Did you know about FE Parts in Adams? They are neither MNF based flex bodies nor Adams Flex bodies, but are instead a completely different flexible body type intended for beam or rod applications.
FE Parts have been in Adams since the Adams 2014 release. MSC describes it as: “a wholly Adams-native modelling object that has mass and is accurate for very large deformation cases (that is, geometric non-linearity) of beam like structures”. The difference between the FE Part and the linear flexible body option in Adams/Flex is that the FE Part is better suited to large deformations than a flex body that uses the linear modes approach and the FE Part does not require you to generate an MNF file.
The FE Part comes in two basic flavours, a 3D formulation and a 2D formulation. The 2D formulation defines a two-dimensional representation of the beam that can move, stretch and bend parallel to the plane that you specify. The 3D formulation, as you can guess, is a fully non-linear representation of the beam that you specify in all three dimensions. For the 3D formulation the FE part can account for not only stretching and bending, as with the 2D formulation, but also shear and torsion.
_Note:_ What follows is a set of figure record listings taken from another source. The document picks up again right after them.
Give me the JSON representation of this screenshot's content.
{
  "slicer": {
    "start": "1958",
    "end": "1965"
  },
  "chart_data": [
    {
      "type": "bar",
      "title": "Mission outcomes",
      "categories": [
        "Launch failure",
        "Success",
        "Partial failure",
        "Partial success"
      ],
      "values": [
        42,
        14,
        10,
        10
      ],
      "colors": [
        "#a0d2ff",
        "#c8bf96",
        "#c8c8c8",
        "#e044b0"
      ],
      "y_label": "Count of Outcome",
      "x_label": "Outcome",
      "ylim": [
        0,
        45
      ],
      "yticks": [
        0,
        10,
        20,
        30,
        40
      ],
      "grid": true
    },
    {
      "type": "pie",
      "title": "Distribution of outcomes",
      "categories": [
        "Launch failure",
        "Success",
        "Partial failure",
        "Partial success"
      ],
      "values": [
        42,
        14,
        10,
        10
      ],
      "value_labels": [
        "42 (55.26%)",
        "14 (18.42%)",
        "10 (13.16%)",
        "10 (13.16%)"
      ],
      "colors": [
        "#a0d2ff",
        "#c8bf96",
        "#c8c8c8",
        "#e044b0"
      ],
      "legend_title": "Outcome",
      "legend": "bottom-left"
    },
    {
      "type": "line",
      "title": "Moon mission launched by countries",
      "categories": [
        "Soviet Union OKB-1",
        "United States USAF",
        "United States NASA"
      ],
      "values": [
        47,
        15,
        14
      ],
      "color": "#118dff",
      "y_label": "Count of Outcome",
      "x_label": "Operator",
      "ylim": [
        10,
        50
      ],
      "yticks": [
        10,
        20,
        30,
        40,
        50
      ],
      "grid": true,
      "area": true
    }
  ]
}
So how do you create an FE part?
The steps below, on how to create a flexible beam in Adams, are illustrated in this short video tutorial:
The FE Part icon can be found under the Bodies tab in ADAMS View in the Flexible Bodies section.
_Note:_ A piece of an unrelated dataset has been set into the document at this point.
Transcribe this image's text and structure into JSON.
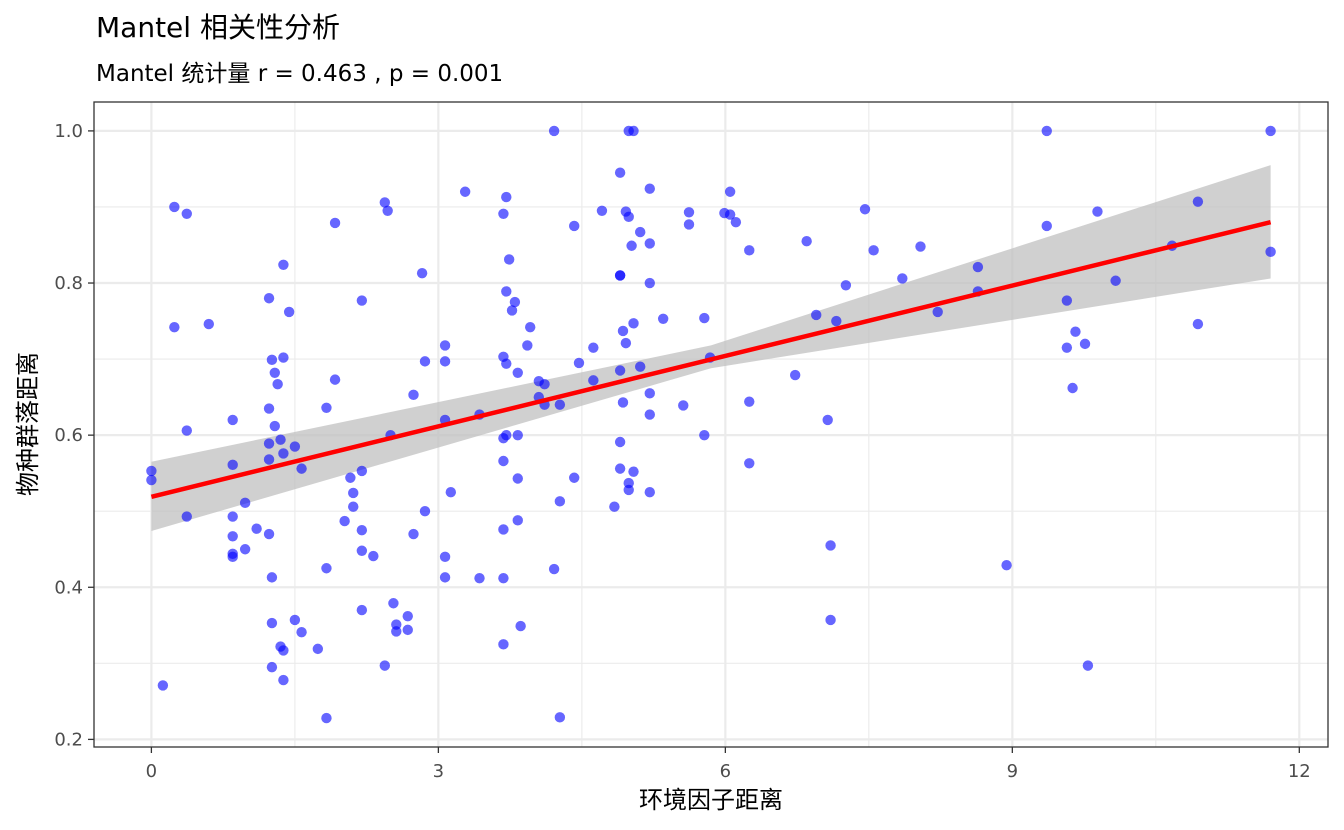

Once you click on what appears to be a three-dimensional S icon, the FE Part GUI opens up. This GUI will guide you through three steps in order to generate your FE Part.
First up is the Formulation step. Here you can define your part’s name, material, damping ratios and whether you want the 2D or 3D formulation.
The next step is the Centerline step. As the name suggests, in this step you will define the centerline of your FE-Part. Adams presents you with two options on how to define the centerline. You can either use an existing curve, or you can generate a line by selecting the start and end points.
The third and final step is the Nodes step. During this step you will define your beam section and orientation.
If you right-click in a section cell, you can select an existing section, or generate a new one. If you generate a new section a window will open up where you can choose what type of beam section you want to define. There are various options to choose from, ranging from solid round through to an I-beam section. However if these section are not suitable for you there is the Properties section type and the Generic section type. When you choose the Properties section type you are required to enter the cross sectional area of your beam section, as well as its moments of inertia. The Generic section type gives you the opportunity to define your section profile in Adams using coordinates that you can either enter manually or import from a text file. Adams will then use this profile to calculate the required properties.
In order to load the FE Part you can make use of the FE Load. This load was added to Adams specifically for the FE Part and allows you to apply a distributed load, force or moment, along the FE Part’s centerline.